The author’s plan of organization is ingenious and effective. Using microfilm copies of the Diplomatic and Consular Despatches for her period (supplied by the United States National Archives), she has culled excerpts from more than two hundred documents. Through discerning interpolations between quotations and skillful arrangement of chapters, she has woven a narrative account of Argentina’s late nineteenth-century resurgence. Where the despatches lack delineation, she has employed contemporary newspapers and historical works. She has utilized the resources of La Nación, La Prensa, the Lincoln Library of Buenos Aires, and the Chicago Historical Society. She acknowledges the assistance of her ambassador husband.

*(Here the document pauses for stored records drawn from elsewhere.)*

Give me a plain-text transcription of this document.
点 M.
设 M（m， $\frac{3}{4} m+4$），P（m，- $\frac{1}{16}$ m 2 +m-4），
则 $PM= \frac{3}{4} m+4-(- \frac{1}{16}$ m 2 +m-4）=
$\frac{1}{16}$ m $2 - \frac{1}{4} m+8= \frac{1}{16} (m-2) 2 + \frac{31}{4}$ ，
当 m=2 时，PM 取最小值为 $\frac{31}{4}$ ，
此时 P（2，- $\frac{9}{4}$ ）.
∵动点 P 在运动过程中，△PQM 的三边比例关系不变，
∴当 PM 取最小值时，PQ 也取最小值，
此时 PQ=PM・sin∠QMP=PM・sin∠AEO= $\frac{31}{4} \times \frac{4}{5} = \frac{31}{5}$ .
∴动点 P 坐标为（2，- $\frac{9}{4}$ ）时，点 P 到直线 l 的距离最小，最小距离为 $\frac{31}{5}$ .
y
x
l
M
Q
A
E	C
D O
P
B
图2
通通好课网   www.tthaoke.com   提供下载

Nearly two-thirds of the volume is devoted to the despatches of two ministers: Thomas O. Osborn (1874-1885), key figure in the mediation of Argentina’s limits controversy with Chile, and John R. G. Pitkin (1889-1893), Washington’s representative during porteño financial and revolutionary crises. But in addition to matters of high government policy, Sra. de Espil has incorporated colorful personal sidelights of diplomatic careers: July 4th receptions, repetitious complaints about low salaries and inadequate quarters, and excursions into the provinces with Argentine presidents. In evaluating the perceptiveness of the American observers, she asserts that they were “certainly objective,” though “almost always favorable” to Argentina. While there was no John Adams among them, she submits, all were “capable, industrious, worthy representatives” of their country.

In accomplishing the considerable task of translating the documents, Sra. de Espil strove “meticulously not to change a single word,” but in at least a few instances she has failed to note ellipses. The scholar who uses the book must take this lapse into account, but it should not diminish in the slightest anyone’s enjoyment of these imaginatively conceived vignettes.